D, data DA is sent to the memory 21 via a multiplexer 42, and read/write signal R/W is sent to the memory 21 via a multiplexer 43. Also, the multiplexer 44 is set to "1", for example.
is supplied to the chip enable BS of the memory 21. In this case, processor 20 accesses memory 21 in word units.

The vector generation circuit 40 receives the address AD through the multiplexer 41 and the data DA through the multiplexer 42.
The read/write signal R/W is sent through the multiplexer 43, and the chip enable signal BS is sent through the multiplexer 44.
is sent to /Mori 21. In this case, vector generation circuit 4
0 accesses the memory 21 bit by bit.

That is, the required memory chip is enabled by the chip enable signal BS, and the address AD is given to it.
It is possible to draw a line by writing data bit by bit.

As described above, by using the present invention, it is possible to easily connect a processor that accesses memory in word units and a vector generation circuit that accesses memory in bit units, reducing the number of times the vector generation circuit accesses the memory. I can do it.

〔Effect of the invention〕

As explained above, since the processor can rewrite data in the memory bit by bit, the present invention has the effect of reducing the number of accesses to the memory and enabling high-speed processing.

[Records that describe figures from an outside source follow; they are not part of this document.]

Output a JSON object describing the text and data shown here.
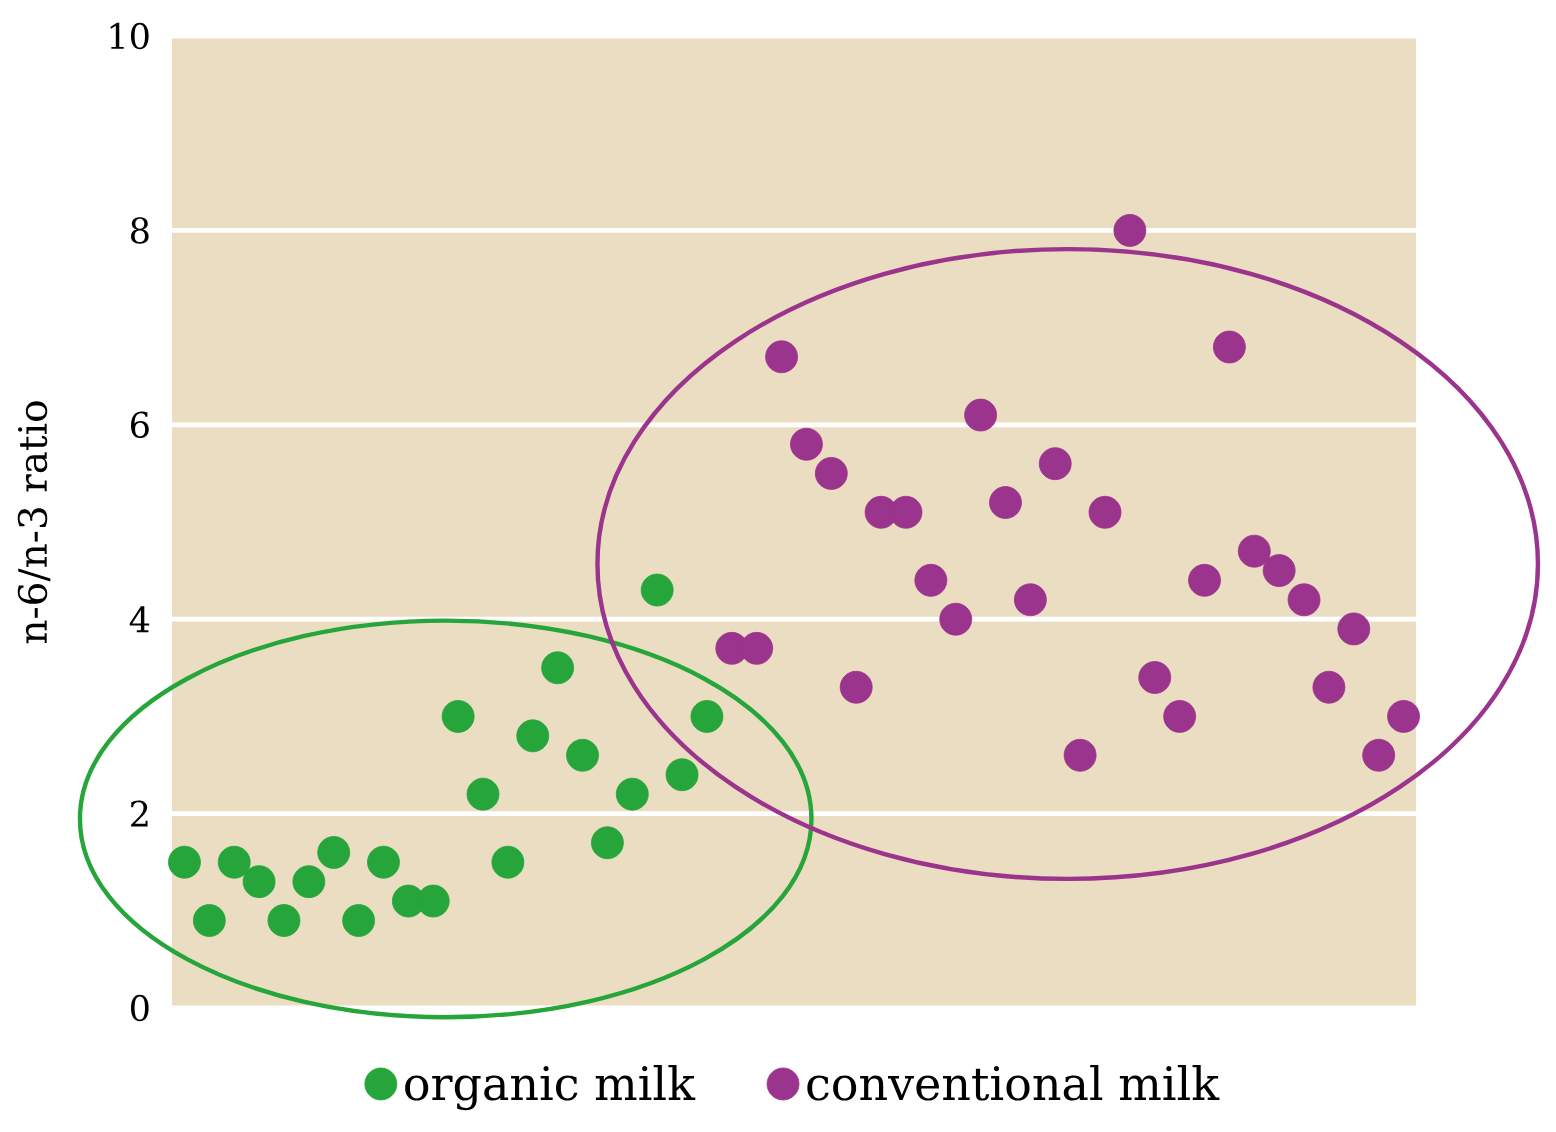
{
  "chart_data": {
    "type": "scatter",
    "ylabel": "n-6/n-3 ratio",
    "categories": [
      null,
      null,
      null,
      null,
      null,
      null,
      null,
      null,
      null,
      null,
      null,
      null,
      null,
      null,
      null,
      null,
      null,
      null,
      null,
      null,
      null,
      null,
      null,
      null,
      null,
      null,
      null,
      null,
      null,
      null,
      null,
      null,
      null,
      null,
      null,
      null,
      null,
      null,
      null,
      null,
      null,
      null,
      null,
      null,
      null,
      null,
      null,
      null,
      null,
      null
    ],
    "series": [
      {
        "name": "organic milk",
        "color": "#26a53a",
        "values": [
          1.5,
          0.9,
          1.5,
          1.3,
          0.9,
          1.3,
          1.6,
          0.9,
          1.5,
          1.1,
          1.1,
          3.0,
          2.2,
          1.5,
          2.8,
          3.5,
          2.6,
          1.7,
          2.2,
          4.3,
          2.4,
          3.0,
          null,
          null,
          null,
          null,
          null,
          null,
          null,
          null,
          null,
          null,
          null,
          null,
          null,
          null,
          null,
          null,
          null,
          null,
          null,
          null,
          null,
          null,
          null,
          null,
          null,
          null,
          null,
          null
        ]
      },
      {
        "name": "conventional milk",
        "color": "#9b348c",
        "values": [
          null,
          null,
          null,
          null,
          null,
          null,
          null,
          null,
          null,
          null,
          null,
          null,
          null,
          null,
          null,
          null,
          null,
          null,
          null,
          null,
          null,
          null,
          3.7,
          3.7,
          6.7,
          5.8,
          5.5,
          3.3,
          5.1,
          5.1,
          4.4,
          4.0,
          6.1,
          5.2,
          4.2,
          5.6,
          2.6,
          5.1,
          8.0,
          3.4,
          3.0,
          4.4,
          6.8,
          4.7,
          4.5,
          4.2,
          3.3,
          3.9,
          2.6,
          3.0
        ]
      }
    ],
    "ylim": [
      0,
      10
    ],
    "yticks": [
      0,
      2,
      4,
      6,
      8,
      10
    ],
    "grid": "y",
    "legend": "bottom",
    "marker": "circle"
  }
}
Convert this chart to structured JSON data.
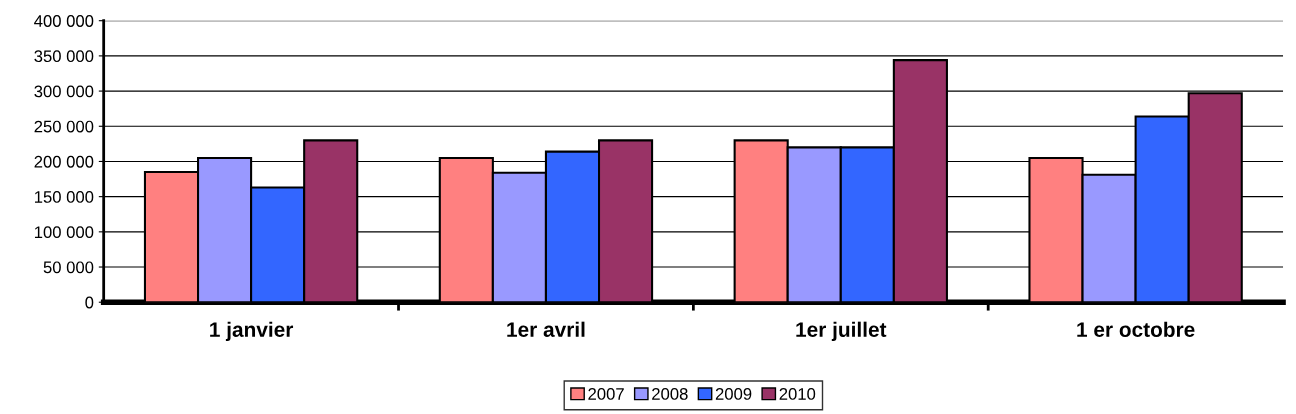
{
  "chart_data": {
    "type": "bar",
    "categories": [
      "1 janvier",
      "1er avril",
      "1er juillet",
      "1 er octobre"
    ],
    "series": [
      {
        "name": "2007",
        "color": "#ff8080",
        "values": [
          185000,
          205000,
          230000,
          205000
        ]
      },
      {
        "name": "2008",
        "color": "#9999ff",
        "values": [
          205000,
          184000,
          220000,
          181000
        ]
      },
      {
        "name": "2009",
        "color": "#3366ff",
        "values": [
          163000,
          214000,
          220000,
          264000
        ]
      },
      {
        "name": "2010",
        "color": "#993366",
        "values": [
          230000,
          230000,
          344000,
          297000
        ]
      }
    ],
    "ylim": [
      0,
      400000
    ],
    "yticks": [
      {
        "value": 0,
        "label": "0"
      },
      {
        "value": 50000,
        "label": "50 000"
      },
      {
        "value": 100000,
        "label": "100 000"
      },
      {
        "value": 150000,
        "label": "150 000"
      },
      {
        "value": 200000,
        "label": "200 000"
      },
      {
        "value": 250000,
        "label": "250 000"
      },
      {
        "value": 300000,
        "label": "300 000"
      },
      {
        "value": 350000,
        "label": "350 000"
      },
      {
        "value": 400000,
        "label": "400 000"
      }
    ],
    "grid": "y",
    "legend": "bottom"
  }
}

[Brief explanation of drawings]

Fig. 1 is a principle block diagram of the present invention, Fig. 2 is a block diagram of a circuit showing an embodiment of the present invention, Fig. 3 is a diagram explaining the operation of Fig. 2, and Fig. 4 is a diagram of the present invention. FIG. 5 is a block diagram illustrating an example of application of the method, and FIG. 5 is a diagram illustrating conventional memory access. In the figure, 20 is a processor, 21 is a memory, 22 to 37 are memory chips, 40 is a vector generation circuit, and 41 to 44 are multiplexers. η＼ departure" Month O storage floron 2 figure grass 1 n grass 2 mouths (CL) (b) Kisaitotomo Ka (to) evening + J Kinutsu blower 20th 4th mouth Conventional rho memory 12 cut slot 2゛Otsu Theory May J Rob'Ro゛7
22 years S mouth

Claims (1)

[Claims] In a memory (21) composed of a plurality of memory chips in which one bit is selected by one address, each of the plurality of memory chips constituting the memory (21) can be independently enabled. 1. A memory access method, comprising: means (BS0 to BS15) for accessing the bits of the memory chip enabled by the enabling means among the bits of each designated memory chip.